We have factual knowledge, the kind we have either witnessed or otherwise seems so evident that we’d never even dreamed of questioning. So evident that if somebody asks us to be specific and put it squarely in one of the ‘belief’, ‘trust’ or ‘faith’ drawers we’d be at a loss and protest vehemently ‘it’s plain knowledge, what’s wrong with you guys?’
Then we have our beliefs. For instance we know that we love our partners and our kids and we believe that they love us back. We also have faith in a lot of things. Some of us have faith in God, some others put their faith in politicians, market analysts or even the weather-man. For a longer or shorter period of time. When gravely ill we put our faith in doctors and in medicines. And so on.

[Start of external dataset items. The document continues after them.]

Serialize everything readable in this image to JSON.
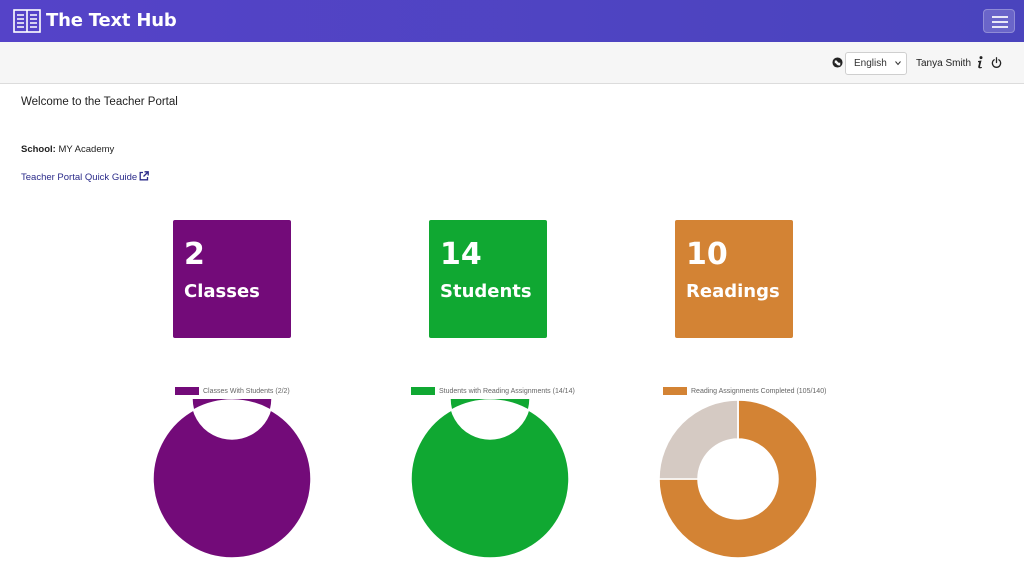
{
  "app": {
    "title": "The Text Hub"
  },
  "toolbar": {
    "language": "English",
    "user_name": "Tanya Smith"
  },
  "main": {
    "welcome": "Welcome to the Teacher Portal",
    "school_label": "School:",
    "school_name": "MY Academy",
    "guide_link": "Teacher Portal Quick Guide"
  },
  "stats": [
    {
      "value": "2",
      "label": "Classes",
      "color": "#730b79"
    },
    {
      "value": "14",
      "label": "Students",
      "color": "#10a832"
    },
    {
      "value": "10",
      "label": "Readings",
      "color": "#d38334"
    }
  ],
  "charts": [
    {
      "legend": "Classes With Students (2/2)",
      "color": "#730b79",
      "complete": 2,
      "total": 2
    },
    {
      "legend": "Students with Reading Assignments (14/14)",
      "color": "#10a832",
      "complete": 14,
      "total": 14
    },
    {
      "legend": "Reading Assignments Completed (105/140)",
      "color": "#d38334",
      "complete": 105,
      "total": 140
    }
  ],
  "colors": {
    "navbar": "#5543c8",
    "remainder": "#d5cac3"
  },
  "icons": {
    "logo": "book-icon",
    "language": "globe-icon",
    "info": "info-icon",
    "logout": "power-icon",
    "external": "external-link-icon",
    "menu": "hamburger-icon"
  }
}
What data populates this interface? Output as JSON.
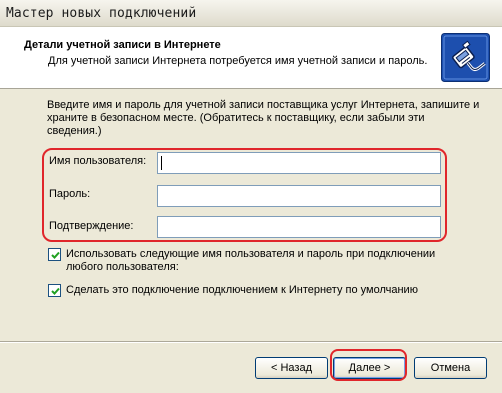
{
  "window": {
    "title": "Мастер новых подключений"
  },
  "header": {
    "title": "Детали учетной записи в Интернете",
    "subtitle": "Для учетной записи Интернета потребуется имя учетной записи и пароль.",
    "icon": "phone-connector-icon"
  },
  "intro": {
    "line1": "Введите имя и пароль для учетной записи поставщика услуг Интернета, запишите и",
    "line2": "храните в безопасном месте. (Обратитесь к поставщику, если забыли эти",
    "line3": "сведения.)"
  },
  "form": {
    "username": {
      "label": "Имя пользователя:",
      "value": ""
    },
    "password": {
      "label": "Пароль:",
      "value": ""
    },
    "confirm": {
      "label": "Подтверждение:",
      "value": ""
    }
  },
  "checkboxes": {
    "use_for_all": {
      "line1": "Использовать следующие имя пользователя и пароль при подключении",
      "line2": "любого пользователя:",
      "checked": true
    },
    "default_connection": {
      "line1": "Сделать это подключение подключением к Интернету по умолчанию",
      "checked": true
    }
  },
  "buttons": {
    "back": "< Назад",
    "next": "Далее >",
    "cancel": "Отмена"
  },
  "colors": {
    "highlight": "#e0262b",
    "window_bg": "#ece9d8",
    "input_border": "#7f9db9"
  }
}
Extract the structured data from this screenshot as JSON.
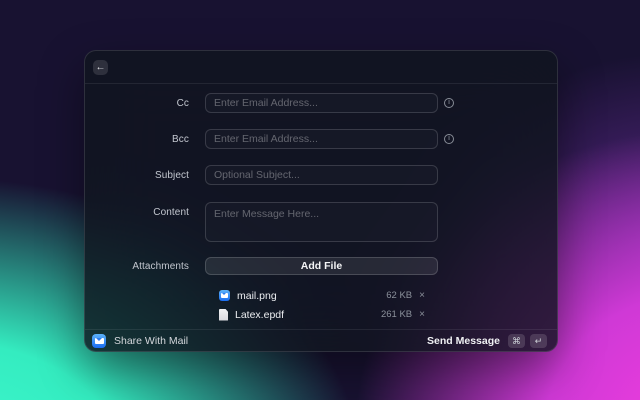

And finally there is the trust problem. For a real trust to develop we need an actual understanding of what is going on. That’s where science and technology comes is. If we’d done something for a long enough period of time we gradually become confident in our ability to do that thing over and over again with consistent results. If the results are reproducible, if other people can obtain results similar to ours by following our methods then our endeavor is deemed scientific and, hence, trustworthy. Same goes for information gathered following scientific methods.
And here lies the pitfall. Science has to be constantly challenged in order to remain valid. If we reach that point where we start to put faith in science and scientists instead of continuously demanding proof and doing our best to understand with our own heads what is going on then we are doomed. Science morphs not in ‘religion’ – that is something else – but in hoax.
The ‘thing’ with science is that the only trustworthy aspect of it is the method, not at all the results. We’ll never be able to find the absolute truth – no result will ever be 100% accurate – but if we keep using the ‘scientific method’ – consistency and unhidden-ness – then we’ll remain on the safe side.